Quality of medical care
A couple of years ago, my late father had a heart attack and stroke while on holiday in Aruba. He was ultimately evacuated by air to Florida, and I remember early conversations with his U.S. doctors that led to significant questions about the care he received abroad. I never got the sense that he received poor care overseas, but it was clear that it wasn’t at the same level he would have gotten had his heart attack and stroke occurred in Florida. I also remember a comparatively minor client medical situation 7 or 8 years ago in an Eastern European country. I was assisting with the insurance claim and all of the information from the hospital – both medical and financial – was handwritten on paper as they had no central computer system for doctors, nurses, and administrators to communicate with each other.
With the spike in COVID-19 cases, it is easy to imagine hospitals in some developing countries unable to provide the level of care needed to support travelers – whether a traveler contracts a breakthrough case of COVID, is injured in a traffic accident, or has a heart attack or stroke. Because of this, it is also essential for travelers and travel professionals to assess the medical capabilities of desired countries of travel before finalizing plans. Now more than ever, travel insurance that provides medical coverage as well as medical evacuation coverage should be an essential part of your travel budget.
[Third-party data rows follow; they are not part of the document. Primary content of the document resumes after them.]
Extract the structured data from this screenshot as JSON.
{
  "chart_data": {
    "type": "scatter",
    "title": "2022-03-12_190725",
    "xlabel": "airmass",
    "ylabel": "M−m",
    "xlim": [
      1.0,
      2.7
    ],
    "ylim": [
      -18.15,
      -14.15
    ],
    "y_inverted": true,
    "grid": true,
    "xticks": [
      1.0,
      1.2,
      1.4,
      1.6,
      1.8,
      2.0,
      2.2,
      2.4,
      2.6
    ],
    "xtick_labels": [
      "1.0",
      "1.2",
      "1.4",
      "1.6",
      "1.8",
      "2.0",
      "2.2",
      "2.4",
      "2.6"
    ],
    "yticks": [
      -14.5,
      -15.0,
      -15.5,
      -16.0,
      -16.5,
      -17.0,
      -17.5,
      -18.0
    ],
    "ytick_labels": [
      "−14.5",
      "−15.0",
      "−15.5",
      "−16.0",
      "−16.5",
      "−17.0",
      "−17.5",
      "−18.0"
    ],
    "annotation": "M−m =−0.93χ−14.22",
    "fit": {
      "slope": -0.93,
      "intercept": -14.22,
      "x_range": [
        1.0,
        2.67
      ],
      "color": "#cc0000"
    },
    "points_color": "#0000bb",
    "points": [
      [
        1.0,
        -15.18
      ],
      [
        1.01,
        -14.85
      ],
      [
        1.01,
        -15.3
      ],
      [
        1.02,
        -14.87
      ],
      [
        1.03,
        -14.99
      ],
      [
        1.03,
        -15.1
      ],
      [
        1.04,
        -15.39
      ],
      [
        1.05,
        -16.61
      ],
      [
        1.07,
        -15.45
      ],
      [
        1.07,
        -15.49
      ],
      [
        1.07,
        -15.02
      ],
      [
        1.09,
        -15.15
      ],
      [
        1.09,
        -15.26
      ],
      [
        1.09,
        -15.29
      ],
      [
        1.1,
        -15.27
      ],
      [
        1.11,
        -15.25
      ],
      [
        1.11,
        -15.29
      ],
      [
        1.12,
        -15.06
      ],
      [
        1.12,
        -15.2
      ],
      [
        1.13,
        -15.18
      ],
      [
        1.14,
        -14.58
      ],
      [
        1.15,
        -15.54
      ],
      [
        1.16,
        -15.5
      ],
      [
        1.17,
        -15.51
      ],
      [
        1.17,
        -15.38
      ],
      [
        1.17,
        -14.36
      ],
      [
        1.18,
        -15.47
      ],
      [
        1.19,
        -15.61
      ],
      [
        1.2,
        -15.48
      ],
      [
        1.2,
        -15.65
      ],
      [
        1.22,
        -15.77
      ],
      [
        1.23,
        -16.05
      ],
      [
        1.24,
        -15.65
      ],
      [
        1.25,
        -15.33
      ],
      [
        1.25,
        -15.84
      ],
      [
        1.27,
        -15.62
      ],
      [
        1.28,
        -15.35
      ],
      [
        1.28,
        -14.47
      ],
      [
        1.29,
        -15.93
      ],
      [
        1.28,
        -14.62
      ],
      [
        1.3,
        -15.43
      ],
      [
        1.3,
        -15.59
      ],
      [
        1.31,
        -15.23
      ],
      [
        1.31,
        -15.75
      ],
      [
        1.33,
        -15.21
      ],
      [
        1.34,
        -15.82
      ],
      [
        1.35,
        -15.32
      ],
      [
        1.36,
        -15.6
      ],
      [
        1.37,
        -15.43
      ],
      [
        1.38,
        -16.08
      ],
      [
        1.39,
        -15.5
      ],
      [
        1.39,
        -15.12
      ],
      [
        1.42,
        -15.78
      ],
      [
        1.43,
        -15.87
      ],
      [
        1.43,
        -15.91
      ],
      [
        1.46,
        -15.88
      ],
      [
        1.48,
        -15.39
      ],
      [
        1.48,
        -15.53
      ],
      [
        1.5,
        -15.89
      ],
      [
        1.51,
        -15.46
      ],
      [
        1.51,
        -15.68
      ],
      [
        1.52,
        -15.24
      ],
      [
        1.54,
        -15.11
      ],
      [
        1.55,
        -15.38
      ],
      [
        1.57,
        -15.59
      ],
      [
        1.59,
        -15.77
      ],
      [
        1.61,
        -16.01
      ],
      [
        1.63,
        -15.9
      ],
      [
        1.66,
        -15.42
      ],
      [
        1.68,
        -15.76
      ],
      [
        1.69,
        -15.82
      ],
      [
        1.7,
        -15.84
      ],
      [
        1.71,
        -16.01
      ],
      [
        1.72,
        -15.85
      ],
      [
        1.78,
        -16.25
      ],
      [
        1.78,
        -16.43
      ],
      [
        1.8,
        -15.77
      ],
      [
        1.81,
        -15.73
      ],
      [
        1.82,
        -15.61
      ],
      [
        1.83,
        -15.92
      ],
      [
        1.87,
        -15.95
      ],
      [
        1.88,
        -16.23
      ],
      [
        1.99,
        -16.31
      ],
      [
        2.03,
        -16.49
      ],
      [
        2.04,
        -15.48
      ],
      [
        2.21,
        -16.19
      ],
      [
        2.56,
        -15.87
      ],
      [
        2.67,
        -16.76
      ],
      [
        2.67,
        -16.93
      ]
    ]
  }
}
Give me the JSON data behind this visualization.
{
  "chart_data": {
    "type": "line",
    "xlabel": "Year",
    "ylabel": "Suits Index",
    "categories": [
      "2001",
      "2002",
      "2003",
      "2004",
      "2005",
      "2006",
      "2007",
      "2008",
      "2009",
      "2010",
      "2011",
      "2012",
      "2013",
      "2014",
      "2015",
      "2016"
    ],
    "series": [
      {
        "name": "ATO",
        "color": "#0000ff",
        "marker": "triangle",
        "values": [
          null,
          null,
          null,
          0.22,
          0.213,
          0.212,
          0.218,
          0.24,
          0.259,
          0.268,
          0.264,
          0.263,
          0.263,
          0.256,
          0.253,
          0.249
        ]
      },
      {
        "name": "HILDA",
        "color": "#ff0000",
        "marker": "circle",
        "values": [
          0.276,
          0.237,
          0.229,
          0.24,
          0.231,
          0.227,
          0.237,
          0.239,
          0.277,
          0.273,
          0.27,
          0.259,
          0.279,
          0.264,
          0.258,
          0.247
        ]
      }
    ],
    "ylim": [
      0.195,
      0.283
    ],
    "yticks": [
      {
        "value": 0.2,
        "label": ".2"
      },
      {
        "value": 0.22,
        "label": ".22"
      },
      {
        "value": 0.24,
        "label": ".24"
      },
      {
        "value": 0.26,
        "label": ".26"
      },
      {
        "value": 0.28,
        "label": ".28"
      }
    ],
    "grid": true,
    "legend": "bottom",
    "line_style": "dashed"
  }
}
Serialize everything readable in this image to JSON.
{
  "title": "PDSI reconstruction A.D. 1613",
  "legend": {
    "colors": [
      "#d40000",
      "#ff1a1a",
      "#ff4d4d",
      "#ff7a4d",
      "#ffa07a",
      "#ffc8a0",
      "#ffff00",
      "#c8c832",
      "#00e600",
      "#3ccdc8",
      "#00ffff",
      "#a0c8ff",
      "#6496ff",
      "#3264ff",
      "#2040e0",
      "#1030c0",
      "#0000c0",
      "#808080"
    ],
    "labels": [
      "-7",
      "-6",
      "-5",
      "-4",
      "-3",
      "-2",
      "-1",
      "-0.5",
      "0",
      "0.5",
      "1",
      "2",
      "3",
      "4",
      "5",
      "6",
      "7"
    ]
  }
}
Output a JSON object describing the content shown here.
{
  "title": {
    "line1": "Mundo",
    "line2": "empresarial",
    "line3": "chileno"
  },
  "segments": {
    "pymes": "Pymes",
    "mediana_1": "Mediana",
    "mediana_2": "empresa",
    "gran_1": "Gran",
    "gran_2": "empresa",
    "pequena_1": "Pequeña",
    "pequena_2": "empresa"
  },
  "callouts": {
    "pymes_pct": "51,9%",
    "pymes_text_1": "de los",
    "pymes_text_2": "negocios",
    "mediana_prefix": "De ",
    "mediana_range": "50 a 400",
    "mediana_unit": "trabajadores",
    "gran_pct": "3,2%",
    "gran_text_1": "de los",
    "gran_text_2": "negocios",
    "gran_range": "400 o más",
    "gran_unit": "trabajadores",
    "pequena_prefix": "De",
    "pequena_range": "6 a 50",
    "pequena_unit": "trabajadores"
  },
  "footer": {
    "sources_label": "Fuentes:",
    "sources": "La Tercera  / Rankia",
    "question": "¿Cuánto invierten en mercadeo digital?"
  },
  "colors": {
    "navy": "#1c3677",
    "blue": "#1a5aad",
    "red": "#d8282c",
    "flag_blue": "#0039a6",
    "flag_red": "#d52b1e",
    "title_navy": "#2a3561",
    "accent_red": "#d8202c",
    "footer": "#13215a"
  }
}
Summary and recommendations
Travelers have been waiting a long time to resume their journeys overseas. It is frustrating to think that the Delta variant and the level of global vaccinations could throw another wrench in international travel plans. With careful destination selection, itinerary flexibility, and an understanding that nothing is 100% risk free, healthy vaccinated travelers can take to the skies in the weeks and months ahead. Countries like Canada, Germany, and Chile all with low current incidence of infection, 50%+ vaccination rates, and highly-rated medical systems are just three examples of places you can confidently visit at the moment. The biggest risks remain logistical – in that a country could change the rules for entry or exit based on COVID-19 cases in their country or here in the United States.